Chronic treatment of mice and rats with isoproterenol (IPR) causes marked hypertrophy and hyperplasia of the salivary glands, and alters the expression of several secretory proteins. We used quantitative postembedding immunogold labeling to study the cellular responses in the rat parotid gland during daily (up to 10 days) injections of IPR and during recovery (up to 14 days) after cessation of IPR treatment. Labeling densities of acinar cell secretory granules with antibodies to amylase and protein SMG-B1 (cross-reactive with the rat homologue of Parotid Secretory Protein, PSP) fell to 10% of control levels after 8-10 IPR injections, then increased during recovery, paralleling previous biochemical determinations of changes in protein and mRNA levels.

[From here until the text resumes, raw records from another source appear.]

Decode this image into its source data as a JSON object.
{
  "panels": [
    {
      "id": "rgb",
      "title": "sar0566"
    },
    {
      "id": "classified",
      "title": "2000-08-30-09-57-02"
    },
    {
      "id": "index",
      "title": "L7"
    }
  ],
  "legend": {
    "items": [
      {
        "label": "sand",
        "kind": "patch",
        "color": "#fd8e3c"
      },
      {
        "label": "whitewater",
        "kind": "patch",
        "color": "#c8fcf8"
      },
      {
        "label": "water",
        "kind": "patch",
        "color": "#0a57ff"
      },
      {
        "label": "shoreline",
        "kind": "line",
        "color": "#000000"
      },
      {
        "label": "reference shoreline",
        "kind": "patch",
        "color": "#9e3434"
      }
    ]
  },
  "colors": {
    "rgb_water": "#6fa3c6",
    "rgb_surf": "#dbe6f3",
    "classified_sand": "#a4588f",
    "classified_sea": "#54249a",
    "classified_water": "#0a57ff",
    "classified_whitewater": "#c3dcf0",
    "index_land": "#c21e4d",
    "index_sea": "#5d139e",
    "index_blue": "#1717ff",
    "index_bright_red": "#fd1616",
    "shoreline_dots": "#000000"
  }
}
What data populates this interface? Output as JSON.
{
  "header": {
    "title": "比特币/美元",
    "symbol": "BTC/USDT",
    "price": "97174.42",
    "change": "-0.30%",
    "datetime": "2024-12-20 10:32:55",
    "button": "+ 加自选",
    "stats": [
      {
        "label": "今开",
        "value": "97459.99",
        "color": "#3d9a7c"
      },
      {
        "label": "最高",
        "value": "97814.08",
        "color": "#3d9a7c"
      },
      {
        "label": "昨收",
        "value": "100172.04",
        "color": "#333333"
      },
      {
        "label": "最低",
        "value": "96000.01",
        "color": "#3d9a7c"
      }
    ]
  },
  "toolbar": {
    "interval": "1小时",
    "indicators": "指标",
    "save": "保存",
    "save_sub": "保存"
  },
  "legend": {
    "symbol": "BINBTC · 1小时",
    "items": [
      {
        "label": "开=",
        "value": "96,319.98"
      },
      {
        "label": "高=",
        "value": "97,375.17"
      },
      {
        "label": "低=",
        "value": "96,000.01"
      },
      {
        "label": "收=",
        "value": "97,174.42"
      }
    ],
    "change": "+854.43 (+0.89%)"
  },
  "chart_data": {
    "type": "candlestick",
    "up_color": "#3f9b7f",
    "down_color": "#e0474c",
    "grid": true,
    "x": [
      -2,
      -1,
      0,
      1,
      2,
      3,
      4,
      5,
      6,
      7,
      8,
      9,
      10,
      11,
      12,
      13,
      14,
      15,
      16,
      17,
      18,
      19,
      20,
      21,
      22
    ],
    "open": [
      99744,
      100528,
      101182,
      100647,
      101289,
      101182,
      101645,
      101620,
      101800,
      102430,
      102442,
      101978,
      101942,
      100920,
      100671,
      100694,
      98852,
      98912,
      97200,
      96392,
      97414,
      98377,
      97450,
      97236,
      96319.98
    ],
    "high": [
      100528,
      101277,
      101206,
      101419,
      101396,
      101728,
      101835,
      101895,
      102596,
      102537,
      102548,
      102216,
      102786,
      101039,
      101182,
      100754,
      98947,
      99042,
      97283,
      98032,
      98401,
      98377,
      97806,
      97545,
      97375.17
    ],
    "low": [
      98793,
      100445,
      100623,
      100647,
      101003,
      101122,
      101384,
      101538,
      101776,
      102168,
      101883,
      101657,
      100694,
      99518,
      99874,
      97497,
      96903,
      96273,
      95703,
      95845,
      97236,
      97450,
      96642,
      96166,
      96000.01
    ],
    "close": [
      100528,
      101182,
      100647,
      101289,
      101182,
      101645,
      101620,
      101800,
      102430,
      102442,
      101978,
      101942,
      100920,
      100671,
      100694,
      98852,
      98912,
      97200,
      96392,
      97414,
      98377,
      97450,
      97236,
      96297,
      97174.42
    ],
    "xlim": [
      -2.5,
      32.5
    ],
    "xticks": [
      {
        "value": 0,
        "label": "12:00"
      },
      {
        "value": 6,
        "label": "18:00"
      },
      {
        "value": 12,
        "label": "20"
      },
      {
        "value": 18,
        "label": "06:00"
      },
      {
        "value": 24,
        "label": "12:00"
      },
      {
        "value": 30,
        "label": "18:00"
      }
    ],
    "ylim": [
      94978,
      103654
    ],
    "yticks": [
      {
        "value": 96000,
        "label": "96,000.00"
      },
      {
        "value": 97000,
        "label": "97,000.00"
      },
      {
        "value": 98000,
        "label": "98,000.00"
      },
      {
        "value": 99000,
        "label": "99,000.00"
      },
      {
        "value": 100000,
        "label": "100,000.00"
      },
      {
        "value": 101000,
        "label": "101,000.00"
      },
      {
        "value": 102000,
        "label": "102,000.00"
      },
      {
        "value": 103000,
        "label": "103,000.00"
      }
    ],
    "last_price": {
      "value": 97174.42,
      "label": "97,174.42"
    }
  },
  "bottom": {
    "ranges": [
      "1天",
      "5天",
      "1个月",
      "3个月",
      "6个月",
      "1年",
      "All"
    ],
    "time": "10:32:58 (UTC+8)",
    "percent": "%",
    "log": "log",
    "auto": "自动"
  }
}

With antibodies to proline-rich proteins (PRP), labeling densities initially fell, then subsequently showed considerable variability, but never exceeded control levels. These results contrast with biochemical determinations showing a marked induction of PRP synthesis, and may have both immunological and structural explanations. Occasional intercalated duct cells located close to the acini underwent differentiation toward an acinar-like phenotype as a result of IPR treatment. After 1-2 IPR injections, the secretory granules of these cells labeled with antibodies to amylase and PRP. Subsequently, the granules appeared electron-lucent and were increased in size and number. These observations support earlier work, suggesting that intercalated duct cells may differentiate into other gland cell types.